Un camposanto en la Caleta
Uno de los capítulos escasamente estudiados desde un punto de vista histórico es el de los cementerios de nuestra ciudad. A falta de un análisis más completo, podemos decir que se han hallado varios enterramientos fenicios, tanto en la zona de Mundo Nuevo como en las proximidades de la Alcazaba.
Los romanos por su parte solían situar necrópolis ajardinadas en los caminos cercanos a los núcleos habitados, y por eso han aparecido algunos restos en la calle Victoria y en la de Mármoles.

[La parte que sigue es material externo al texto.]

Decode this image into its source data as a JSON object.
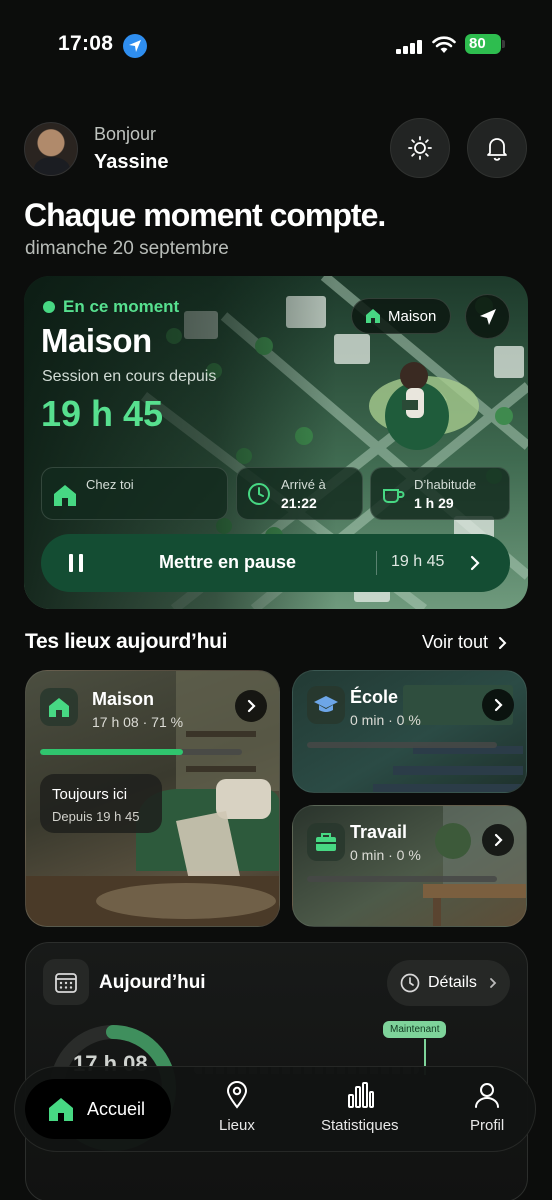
{
  "status": {
    "time": "17:08",
    "battery": "80"
  },
  "header": {
    "greeting": "Bonjour",
    "name": "Yassine",
    "headline": "Chaque moment compte.",
    "date": "dimanche 20 septembre"
  },
  "hero": {
    "now_label": "En ce moment",
    "place": "Maison",
    "session_label": "Session en cours depuis",
    "duration": "19 h 45",
    "place_chip": "Maison",
    "info": [
      {
        "label": "Chez toi",
        "value": ""
      },
      {
        "label": "Arrivé à",
        "value": "21:22"
      },
      {
        "label": "D’habitude",
        "value": "1 h 29"
      }
    ],
    "pause_label": "Mettre en pause",
    "pause_time": "19 h 45"
  },
  "places": {
    "title": "Tes lieux aujourd’hui",
    "see_all": "Voir tout",
    "items": [
      {
        "name": "Maison",
        "meta": "17 h 08 · 71 %",
        "progress": 0.71,
        "still_title": "Toujours ici",
        "still_sub": "Depuis 19 h 45"
      },
      {
        "name": "École",
        "meta": "0 min · 0 %",
        "progress": 0
      },
      {
        "name": "Travail",
        "meta": "0 min · 0 %",
        "progress": 0
      }
    ]
  },
  "today": {
    "title": "Aujourd’hui",
    "details": "Détails",
    "total": "17 h 08",
    "now_tag": "Maintenant",
    "ring_progress": 0.71
  },
  "nav": {
    "home": "Accueil",
    "places": "Lieux",
    "stats": "Statistiques",
    "profile": "Profil"
  },
  "colors": {
    "accent": "#57e08f",
    "progress": "#30c56e",
    "pause_bg": "#144d33"
  }
}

Respecto al mundo islámico y como recoge el investigador Manuel Olmedo en uno de sus trabajos, «el principal cementerio musulmán se extendió en las zonas configuradas por el eje que representa la calle Victoria, llegando hasta el Ejido por una parte y hasta Gibralfaro por otra». Y efectivamente así es, ya que se han encontrado importantes restos en la falda de Gibralfaro: en la denominada necrópolis de Yabal Faru.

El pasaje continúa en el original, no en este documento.